Is there a way to disable this warning, or am I misconfiguring something? Thank you!
Fixed by this gist: https://gist.github.com/jneuff/682d47b786329f19291d166957b3274a
Seems to be an issue with the tokenizer.json file.
Which files on the hub are you using? And which tokenizers version?
It's a bit weird and should not be happening.
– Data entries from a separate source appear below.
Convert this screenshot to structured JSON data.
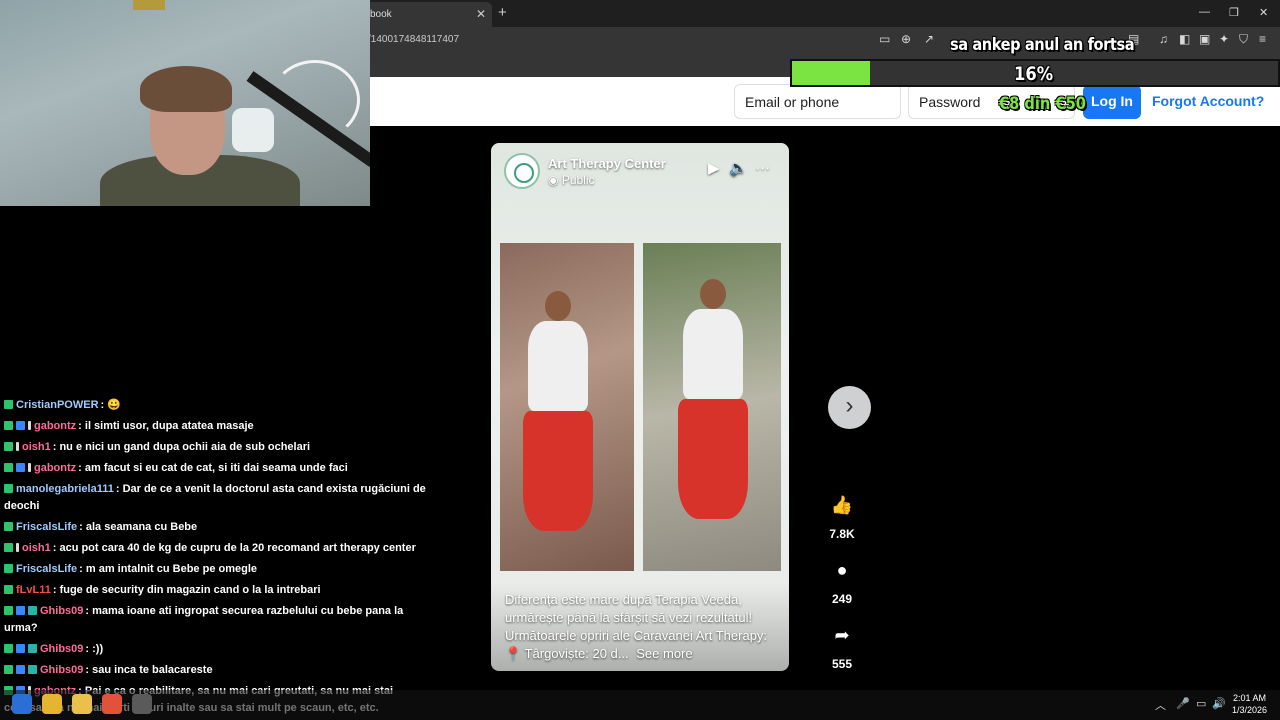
{
  "browser": {
    "tab_title": "book",
    "url": "/1400174848117407"
  },
  "fb_header": {
    "email_placeholder": "Email or phone",
    "password_placeholder": "Password",
    "login_label": "Log In",
    "forgot_label": "Forgot Account?",
    "brand_color": "#1877f2"
  },
  "stream_overlay": {
    "goal_title": "sa ankep anul an fortsa",
    "goal_percent_label": "16%",
    "goal_fraction": 0.16,
    "goal_amount": "€8 din €50",
    "bar_color": "#7be342"
  },
  "video": {
    "author": "Art Therapy Center",
    "audience": "Public",
    "caption": "Diferența este mare după Terapia Veeda, urmărește până la sfârșit să vezi rezultatul! Următoarele opriri ale Caravanei Art Therapy: 📍 Târgoviște: 20 d...",
    "see_more": "See more",
    "likes": "7.8K",
    "comments": "249",
    "shares": "555"
  },
  "chat": {
    "messages": [
      {
        "user": "CristianPOWER",
        "color": "#9ecbff",
        "badges": [
          "k"
        ],
        "text": ": 😀"
      },
      {
        "user": "gabontz",
        "color": "#ff6b9a",
        "badges": [
          "k",
          "p",
          "i"
        ],
        "text": ": il simti usor, dupa atatea masaje"
      },
      {
        "user": "oish1",
        "color": "#ff6b9a",
        "badges": [
          "k",
          "i"
        ],
        "text": ": nu e nici un gand dupa ochii aia de sub ochelari"
      },
      {
        "user": "gabontz",
        "color": "#ff6b9a",
        "badges": [
          "k",
          "p",
          "i"
        ],
        "text": ": am facut si eu cat de cat, si iti dai seama unde faci"
      },
      {
        "user": "manolegabriela111",
        "color": "#9ecbff",
        "badges": [
          "k"
        ],
        "text": ": Dar de ce a venit la doctorul asta cand exista rugăciuni de deochi"
      },
      {
        "user": "FriscalsLife",
        "color": "#9ecbff",
        "badges": [
          "k"
        ],
        "text": ": ala seamana cu Bebe"
      },
      {
        "user": "oish1",
        "color": "#ff6b9a",
        "badges": [
          "k",
          "i"
        ],
        "text": ": acu pot cara 40 de kg de cupru de la 20 recomand art therapy center"
      },
      {
        "user": "FriscalsLife",
        "color": "#9ecbff",
        "badges": [
          "k"
        ],
        "text": ": m am intalnit cu Bebe pe omegle"
      },
      {
        "user": "fLvL11",
        "color": "#ff4a4a",
        "badges": [
          "k"
        ],
        "text": ": fuge de security din magazin cand o la la intrebari"
      },
      {
        "user": "Ghibs09",
        "color": "#ff6b9a",
        "badges": [
          "k",
          "p",
          "g"
        ],
        "text": ": mama ioane ati ingropat securea razbelului cu bebe pana la urma?"
      },
      {
        "user": "Ghibs09",
        "color": "#ff6b9a",
        "badges": [
          "k",
          "p",
          "g"
        ],
        "text": ": :))"
      },
      {
        "user": "Ghibs09",
        "color": "#ff6b9a",
        "badges": [
          "k",
          "p",
          "g"
        ],
        "text": ": sau inca te balacareste"
      },
      {
        "user": "gabontz",
        "color": "#ff6b9a",
        "badges": [
          "k",
          "p",
          "i"
        ],
        "text": ": Pai e ca o reabilitare, sa nu mai cari greutati, sa nu mai stai cocosat, sa nu mai porti tocuri inalte sau sa stai mult pe scaun, etc, etc."
      }
    ]
  },
  "taskbar": {
    "time": "2:01 AM",
    "date": "1/3/2026"
  }
}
@ArthurZucker, I am using tokenizers version 0.19.1 and this tokenizer file:
tokenizers = "0.19.1"
Edit:
Loading with this function demonstrates the issue:
pub(crate) fn get_tokenizer<P: AsRef<Path> + Clone>(p: P) -> Result<Tokenizer> {
Tokenizer::from_file(p).map_err(anyhow::Error::msg)
}
But this fixes it:
pub(crate) fn get_tokenizer<P: AsRef<Path> + Clone>(p: P) -> Result<Tokenizer> {
let fixed_path = format!("{}_mistralrs_fixed", p.as_ref().display());
let fixed_path = Path::new(&fixed_path);
if !fixed_path.exists() {
let raw = std::fs::read(p.clone()).map_err(anyhow::Error::msg)?;
let mut tokenizer: Value = serde_json::from_slice(&raw).unwrap();
let added_tokens: Vec<AddedToken> =
serde_json::from_value(tokenizer["added_tokens"].clone()).unwrap();
let vocab: HashMap<String, usize> =
serde_json::from_value(tokenizer["model"]["vocab"].clone()).unwrap();
for token in added_tokens {
if !vocab.contains_key(&token.content) {
tokenizer["model"]["vocab"]
.as_object_mut()
.unwrap()
.insert(token.content, token.id.into())
.ok_or(())
.unwrap_err();
}
}
let raw_fixed = serde_json::to_vec_pretty(&tokenizer).unwrap();
std::fs::write(fixed_path, raw_fixed).unwrap();
}
Tokenizer::from_file(fixed_path).map_err(anyhow::Error::msg)
}